The (Western) Center Cannot Hold: On Space and Narrative in Transnational Theory

In classes related to transnationalism, I have noticed that professors tend to pair theoretical readings on area studies with works of global literature. This has led me to think about why area studies and national literatures have become such a focus of transnational study. On one level, the answer might be quite obvious. As we begin to visualize and interact with people of all different cultures on a regular basis, whether it is talking to Apple tech support in the Philippines or watching a Korean horror film, scholars of culture might find it important that we study and contextualize these particular cultures and global processes. One could do this by learning more about different world regions in terms of their cultural production and national histories. In this way, students in the West can now further access the communities and cultures that may not have been deemed worthy of extended research in previous decades.

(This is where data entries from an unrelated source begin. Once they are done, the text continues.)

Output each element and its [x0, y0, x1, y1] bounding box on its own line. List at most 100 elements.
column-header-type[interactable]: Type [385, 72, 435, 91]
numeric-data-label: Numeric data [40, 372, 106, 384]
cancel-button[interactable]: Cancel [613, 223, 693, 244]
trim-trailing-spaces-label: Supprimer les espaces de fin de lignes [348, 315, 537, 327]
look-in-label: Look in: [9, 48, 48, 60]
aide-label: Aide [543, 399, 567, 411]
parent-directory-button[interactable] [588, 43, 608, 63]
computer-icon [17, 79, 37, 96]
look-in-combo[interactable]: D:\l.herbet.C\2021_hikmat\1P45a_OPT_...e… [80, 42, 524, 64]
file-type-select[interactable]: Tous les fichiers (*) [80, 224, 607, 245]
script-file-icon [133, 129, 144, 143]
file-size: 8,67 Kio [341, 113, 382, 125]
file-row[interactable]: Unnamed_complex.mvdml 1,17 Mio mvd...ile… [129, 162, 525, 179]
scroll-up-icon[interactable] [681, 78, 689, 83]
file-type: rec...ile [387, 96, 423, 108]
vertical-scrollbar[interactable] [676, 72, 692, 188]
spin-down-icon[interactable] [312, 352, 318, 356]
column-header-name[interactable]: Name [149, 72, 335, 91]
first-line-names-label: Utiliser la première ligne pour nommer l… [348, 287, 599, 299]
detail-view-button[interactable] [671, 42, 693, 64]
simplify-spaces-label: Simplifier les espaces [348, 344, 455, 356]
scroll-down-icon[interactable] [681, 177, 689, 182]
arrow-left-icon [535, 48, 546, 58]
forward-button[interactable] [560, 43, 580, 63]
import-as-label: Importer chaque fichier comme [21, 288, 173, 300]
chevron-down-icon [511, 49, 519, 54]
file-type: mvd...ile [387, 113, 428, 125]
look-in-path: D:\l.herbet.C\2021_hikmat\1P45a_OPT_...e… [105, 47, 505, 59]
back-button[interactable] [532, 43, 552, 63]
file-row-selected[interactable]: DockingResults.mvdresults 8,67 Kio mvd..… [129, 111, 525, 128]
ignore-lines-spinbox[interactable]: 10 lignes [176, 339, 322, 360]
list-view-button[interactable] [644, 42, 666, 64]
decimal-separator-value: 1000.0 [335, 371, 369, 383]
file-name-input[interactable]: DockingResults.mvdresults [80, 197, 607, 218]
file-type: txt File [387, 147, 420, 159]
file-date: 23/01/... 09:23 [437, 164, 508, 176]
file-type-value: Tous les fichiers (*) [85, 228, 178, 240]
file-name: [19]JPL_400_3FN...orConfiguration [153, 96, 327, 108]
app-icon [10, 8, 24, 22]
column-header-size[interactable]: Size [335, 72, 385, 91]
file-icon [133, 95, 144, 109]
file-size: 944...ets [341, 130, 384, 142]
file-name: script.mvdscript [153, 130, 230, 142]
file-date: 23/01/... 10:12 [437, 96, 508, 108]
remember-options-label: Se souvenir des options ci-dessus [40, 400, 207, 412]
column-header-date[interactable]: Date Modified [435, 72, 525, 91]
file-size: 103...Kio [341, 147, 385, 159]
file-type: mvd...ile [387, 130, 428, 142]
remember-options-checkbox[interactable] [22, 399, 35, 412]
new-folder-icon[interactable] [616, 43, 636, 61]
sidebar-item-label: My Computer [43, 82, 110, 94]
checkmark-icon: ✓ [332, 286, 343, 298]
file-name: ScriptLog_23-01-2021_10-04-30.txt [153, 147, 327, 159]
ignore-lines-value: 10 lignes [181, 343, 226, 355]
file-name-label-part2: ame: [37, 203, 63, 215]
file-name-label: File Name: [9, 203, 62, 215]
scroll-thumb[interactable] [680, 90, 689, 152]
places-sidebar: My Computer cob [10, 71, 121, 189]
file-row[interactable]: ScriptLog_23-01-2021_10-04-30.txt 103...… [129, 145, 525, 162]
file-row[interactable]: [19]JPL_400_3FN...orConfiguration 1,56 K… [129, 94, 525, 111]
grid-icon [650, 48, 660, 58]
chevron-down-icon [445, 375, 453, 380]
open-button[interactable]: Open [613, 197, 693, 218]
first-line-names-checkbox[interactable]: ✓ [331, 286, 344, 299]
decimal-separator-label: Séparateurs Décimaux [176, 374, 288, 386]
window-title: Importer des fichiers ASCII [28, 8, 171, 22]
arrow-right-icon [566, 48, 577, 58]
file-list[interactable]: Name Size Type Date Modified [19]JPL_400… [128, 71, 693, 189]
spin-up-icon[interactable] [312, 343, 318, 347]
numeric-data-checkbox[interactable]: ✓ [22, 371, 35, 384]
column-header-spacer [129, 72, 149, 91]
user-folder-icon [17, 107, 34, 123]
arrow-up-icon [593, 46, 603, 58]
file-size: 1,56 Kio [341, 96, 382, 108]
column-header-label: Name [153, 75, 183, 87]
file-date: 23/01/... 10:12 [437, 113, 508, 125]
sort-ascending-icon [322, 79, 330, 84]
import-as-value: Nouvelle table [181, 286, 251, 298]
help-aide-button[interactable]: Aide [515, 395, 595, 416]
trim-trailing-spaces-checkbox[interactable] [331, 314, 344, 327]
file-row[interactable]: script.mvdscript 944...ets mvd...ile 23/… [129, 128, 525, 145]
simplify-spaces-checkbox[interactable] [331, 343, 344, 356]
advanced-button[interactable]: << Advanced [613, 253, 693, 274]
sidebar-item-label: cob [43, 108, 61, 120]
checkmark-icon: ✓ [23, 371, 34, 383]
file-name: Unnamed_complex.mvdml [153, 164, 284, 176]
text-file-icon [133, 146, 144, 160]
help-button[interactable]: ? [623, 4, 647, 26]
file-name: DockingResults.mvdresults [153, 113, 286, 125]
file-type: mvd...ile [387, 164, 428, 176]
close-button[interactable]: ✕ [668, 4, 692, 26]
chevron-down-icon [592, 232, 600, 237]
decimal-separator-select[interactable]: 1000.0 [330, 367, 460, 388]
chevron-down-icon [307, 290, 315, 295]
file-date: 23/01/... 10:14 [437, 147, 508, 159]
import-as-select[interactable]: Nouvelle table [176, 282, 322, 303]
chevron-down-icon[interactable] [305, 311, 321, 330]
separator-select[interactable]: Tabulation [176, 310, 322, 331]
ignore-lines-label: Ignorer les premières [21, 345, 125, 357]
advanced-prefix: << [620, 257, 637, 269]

Through the historical, anthropological, and narrative study of transnational peoples and spaces, once can better understand the dimensions of cultural diversity around the world, in addition to the hegemonic relations that have historically kept the West as a center of power.

Through an analysis of Modernity at Large by anthropologist Arjun Appadurai and Global Matters by English professor Paul Jay, one can see the interdisciplinary nature of transnationalism in modern academic study, in addition to the value of incorporating area studies and national literature in transnational research. Appadurai introduces an idea that posits old forms of culture against new ones. Historically, he argues, the Enlightenment master narrative “was constructed with a certain internal logic and presupposed a certain relationship between reading, representation, and the public sphere” (36). He claims that cultural forms in today’s world, however, are “fundamentally fractal, that is, as possessing no Euclidean boundaries, structures, or regularities” (46). What allows people around the world to connect with these new cultural forms is not the consumption of a single literary canon, but rather the imagination, which has become “an organized field of social practices…and a form of negotiation between sites of agency (individuals) and globally defined fields of possibility” (31). Here, we have a compelling theoretical argument for a new way to approach culture in the modern moment, but I’m not yet convinced until he provides examples from film, literature, and fieldwork in India to supplement his points. For example, he explains how Mira Nair’s film, India Cabaret, depicts young lower-class women who have been mesmerized and marginalized by the modern metropolitan glamour they see in commercial depictions of Bombay, and the only way they can participate in the spectacle is by becoming exotic dancers who cater to the Western fantasies of the female “Other” (38-39). Thus, the heightened reality of film becomes actual reality in the world of transnational travel and capital. In this way, I think that Appadurai’s transnational theory becomes most useful and effective when he supplements his argument with examples from area studies or works of national film and literature.

In Paul Jay’s account, he questions the “default narrative for historicizing English,” characterized by the study of literature through “the lens of conventional national histories” (loc. 170). One reason for this, he argues, is that the transnational shift in literary studies has led to a “remapping of the locations we study” (loc. 222). In a similar way that Appadurai describes how the approach to cultural study shifted from the Enlightenment’s notion of “Culture” to the more heterogeneous “cultural,” Jay states that the older cultural model of the late 19th and early 20th centuries collapsed under the “imperative to understand literature as a multicultural object of knowledge…expressive of a whole range of different experiences and identities” (loc. 451). It is here that I can begin to understand my current field of English a bit better. Despite the continued importance of early modern Western literature, how can the field of literary studies, and perhaps the humanities as a whole, continue to expand and flourish if scholars do not question the history of Eurocentrism and consider the literary works of global societies in order to generate new insights on the world and our various positions within it? It is here that I am reminded of a relevant article called “Why American Studies Needs to Think About Korean Cinema,” in which Christina Klein demonstrates how transnational film genres can allow us to explore the various social criticisms of globalization and artistic critiques of the nature of cultural production in the modern world (see article).

Globalization and transnationalism may not be entirely new processes, but in the past few decades, coinciding with rapidly developing telecommunications infrastructures and media technologies in countless international urban centers, these terms are becoming more ever-present in a wide range of disciplines within the humanities and social sciences. Besides direct communication, how can we start to learn more about people from around the world, who were once in our periphery and are now our neighbors? By including histories and ethnographies of particular cultures along with analyses of national literatures as a part of their arguments, transnational theorists can help expand upon the increasingly interconnected (and simultaneously fragmented) nature of our rapidly evolving world.